Calculate the frequency of the standing wave.
What is the fundamental frequency of the pipe?
λ=4L=4•0.9=3.6 m
f=v(sound)/ λ
To calculate the frequency of a standing wave in a closed-end pipe, you need to know the length of the pipe. The fundamental frequency (also known as the first harmonic) of a closed-end pipe occurs when the wavelength of the wave is twice the length of the pipe.

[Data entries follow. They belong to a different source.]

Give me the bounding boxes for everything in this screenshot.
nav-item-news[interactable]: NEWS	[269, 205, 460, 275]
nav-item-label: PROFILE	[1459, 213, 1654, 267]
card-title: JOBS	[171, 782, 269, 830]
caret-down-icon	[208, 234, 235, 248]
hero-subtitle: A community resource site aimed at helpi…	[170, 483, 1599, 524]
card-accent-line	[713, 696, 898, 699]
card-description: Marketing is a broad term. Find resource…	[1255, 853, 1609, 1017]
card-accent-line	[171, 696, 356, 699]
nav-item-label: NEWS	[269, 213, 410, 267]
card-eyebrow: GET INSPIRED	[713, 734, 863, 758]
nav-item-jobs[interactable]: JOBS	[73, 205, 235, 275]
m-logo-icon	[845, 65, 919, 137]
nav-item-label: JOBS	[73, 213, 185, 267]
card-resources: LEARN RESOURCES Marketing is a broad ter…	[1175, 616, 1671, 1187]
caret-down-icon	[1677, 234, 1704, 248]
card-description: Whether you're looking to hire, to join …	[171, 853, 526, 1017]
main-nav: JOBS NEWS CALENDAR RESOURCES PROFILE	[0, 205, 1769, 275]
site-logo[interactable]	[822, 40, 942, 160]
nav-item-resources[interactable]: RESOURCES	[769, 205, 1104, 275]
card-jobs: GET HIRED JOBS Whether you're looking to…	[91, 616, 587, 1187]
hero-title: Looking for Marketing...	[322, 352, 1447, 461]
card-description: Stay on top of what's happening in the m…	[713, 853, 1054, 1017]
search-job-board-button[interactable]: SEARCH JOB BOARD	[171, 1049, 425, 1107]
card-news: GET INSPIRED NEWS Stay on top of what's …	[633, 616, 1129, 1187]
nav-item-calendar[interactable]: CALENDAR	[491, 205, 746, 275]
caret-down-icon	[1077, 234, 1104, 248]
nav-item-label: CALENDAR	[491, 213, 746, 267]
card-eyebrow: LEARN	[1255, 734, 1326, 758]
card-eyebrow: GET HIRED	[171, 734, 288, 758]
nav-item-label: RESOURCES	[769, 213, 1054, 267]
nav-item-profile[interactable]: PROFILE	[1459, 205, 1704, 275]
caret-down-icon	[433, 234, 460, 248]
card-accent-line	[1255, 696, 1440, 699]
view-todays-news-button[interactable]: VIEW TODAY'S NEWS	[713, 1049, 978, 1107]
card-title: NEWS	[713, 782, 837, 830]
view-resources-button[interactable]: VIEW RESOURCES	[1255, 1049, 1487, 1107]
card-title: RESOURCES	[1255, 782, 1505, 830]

In your case, the length of the pipe is given as 90 cm. To find the fundamental frequency, you can use the formula:
Frequency (f) = Speed of Sound (v) / Wavelength (λ)
The speed of sound is a constant value and depends on the medium through which the sound is traveling. In air, at room temperature, the speed of sound is approximately 343 meters per second (or 34300 centimeters per second).
To find the wavelength, you can use the formula:
Wavelength (λ) = 2 * Length of the Pipe
So, in this case:
Wavelength (λ) = 2 * 90 cm = 180 cm
Now, you can substitute these values into the frequency formula:
Frequency (f) = 34300 cm/s / 180 cm
Simplifying the equation gives you:
Frequency (f) ≈ 190.56 Hz
Therefore, the frequency of the standing wave in the closed-end pipe is approximately 190.56 Hz.